The document at this time was still accessible through the Google cache (I’ve made a screenshot).

Is Google’s motto of “don’t be evil” becoming a cynical relic of a doe-eyed web startup now that they’ve finally become an international megacorp? Well, public pressure and exposure may may them think twice about their responsibility to their users.

However any government inquiry is probably a really bad idea, since even for Google to be wrong doesn’t justify government intervention. After all, in a free market, some new company could come along selling services in China and knock their block off in a few years with better social policies and a more competitive product (in this case, one without censorship, like say Yahoo! someone else?).

4 Comments
  1. Time for a new search engine? I don’t think so.
    It’s well within Google’s right as a private entity to filter the results. Does this make them evil? Well… in China, maybe. But wasn’t the deal that the Chinese government wouldn’t use the great firewall of china to block out Google, if only they would filter traces of former (and maybe present) communistic oppression?
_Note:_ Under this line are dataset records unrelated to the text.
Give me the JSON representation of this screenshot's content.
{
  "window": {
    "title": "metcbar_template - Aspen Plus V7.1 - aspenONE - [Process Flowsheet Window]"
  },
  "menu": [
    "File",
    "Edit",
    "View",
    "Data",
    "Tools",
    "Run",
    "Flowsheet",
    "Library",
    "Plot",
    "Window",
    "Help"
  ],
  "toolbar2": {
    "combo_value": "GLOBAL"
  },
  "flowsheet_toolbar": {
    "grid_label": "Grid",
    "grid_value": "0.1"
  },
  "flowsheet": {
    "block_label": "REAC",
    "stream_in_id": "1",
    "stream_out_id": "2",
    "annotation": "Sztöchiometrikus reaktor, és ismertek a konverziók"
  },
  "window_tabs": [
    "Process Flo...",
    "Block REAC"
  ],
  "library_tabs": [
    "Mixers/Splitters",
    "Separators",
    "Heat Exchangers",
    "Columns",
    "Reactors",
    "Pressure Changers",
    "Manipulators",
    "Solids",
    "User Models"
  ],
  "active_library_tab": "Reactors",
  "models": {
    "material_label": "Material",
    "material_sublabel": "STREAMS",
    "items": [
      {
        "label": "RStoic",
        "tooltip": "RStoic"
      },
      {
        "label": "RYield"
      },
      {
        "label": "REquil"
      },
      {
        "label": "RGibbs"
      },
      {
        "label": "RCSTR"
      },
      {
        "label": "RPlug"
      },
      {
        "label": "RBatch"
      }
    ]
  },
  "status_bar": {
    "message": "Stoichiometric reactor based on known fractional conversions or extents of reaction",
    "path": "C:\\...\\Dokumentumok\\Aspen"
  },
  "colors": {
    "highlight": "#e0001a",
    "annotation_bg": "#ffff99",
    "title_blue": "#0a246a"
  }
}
    I understand that the Chinese people are very familiar with proxies, especially programs like CGI proxy, as a way of poking through the holes of this firewall and experiencing the free world, and the free Google, where results are not filtered.
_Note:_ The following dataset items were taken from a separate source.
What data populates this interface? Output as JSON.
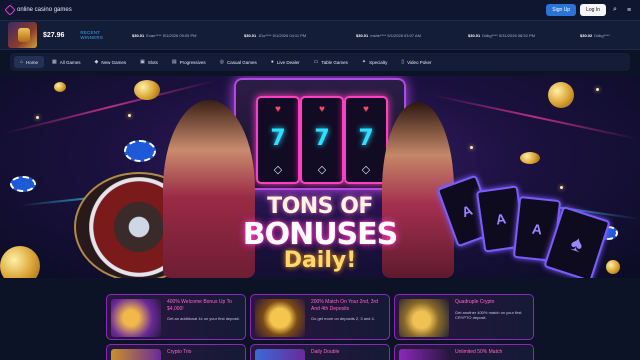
{
  "header": {
    "logo_text": "online casino games",
    "signup_label": "Sign Up",
    "login_label": "Log In"
  },
  "winners": {
    "jackpot_amount": "$27.96",
    "recent_label": "RECENT WINNERS",
    "items": [
      {
        "amount": "$30.01",
        "who": "Evan**** 5/1/2026 09:05 PM"
      },
      {
        "amount": "$30.01",
        "who": "JDo**** 5/1/2026 04:11 PM"
      },
      {
        "amount": "$30.01",
        "who": "mshe**** 5/1/2026 03:07 AM"
      },
      {
        "amount": "$30.01",
        "who": "Ddkg**** 5/31/2026 08:52 PM"
      },
      {
        "amount": "$30.02",
        "who": "Ddkg****"
      }
    ]
  },
  "nav": {
    "items": [
      {
        "label": "Home",
        "icon": "home-icon",
        "glyph": "⌂"
      },
      {
        "label": "All Games",
        "icon": "grid-icon",
        "glyph": "▦"
      },
      {
        "label": "New Games",
        "icon": "diamond-icon",
        "glyph": "◆"
      },
      {
        "label": "Slots",
        "icon": "slot-icon",
        "glyph": "▣"
      },
      {
        "label": "Progressives",
        "icon": "chart-icon",
        "glyph": "▤"
      },
      {
        "label": "Casual Games",
        "icon": "gamepad-icon",
        "glyph": "◎"
      },
      {
        "label": "Live Dealer",
        "icon": "camera-icon",
        "glyph": "●"
      },
      {
        "label": "Table Games",
        "icon": "table-icon",
        "glyph": "▭"
      },
      {
        "label": "Specialty",
        "icon": "star-icon",
        "glyph": "✦"
      },
      {
        "label": "Video Poker",
        "icon": "cards-icon",
        "glyph": "▯"
      }
    ]
  },
  "banner": {
    "line1": "TONS OF",
    "line2": "BONUSES",
    "line3": "Daily!"
  },
  "promos": [
    {
      "title": "400% Welcome Bonus Up To $4,000!",
      "desc": "Get an additional 4x on your first deposit."
    },
    {
      "title": "200% Match On Your 2nd, 3rd And 4th Deposits",
      "desc": "Go get more on deposits 2, 3 and 4."
    },
    {
      "title": "Quadruple Crypto",
      "desc": "Get another 400% match on your first CRYPTO deposit."
    },
    {
      "title": "Crypto Trio",
      "desc": ""
    },
    {
      "title": "Daily Double",
      "desc": ""
    },
    {
      "title": "Unlimited 50% Match",
      "desc": ""
    }
  ],
  "colors": {
    "accent_pink": "#ff63c9",
    "accent_blue": "#3aa4f2",
    "signup_blue": "#2b73d6"
  }
}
    Or are they now filtered in the US as well?

  2. Matt,

    I think Google getting into China is a good thing, whatever form it is. The “full” Google may be hobbled, but the Chinese are going to get more information than they have now, hobbled Google or not. Slowly China’s restrictions will probably loosen up as capitalism takes a stronger hold.

    Them removing the censorship message for U.S. (and the rest of the world?) is just bad PR. It does make you wonder if they’re censoring something here now too, otherwise why wouldn’t they have just removed that message for regions it applies?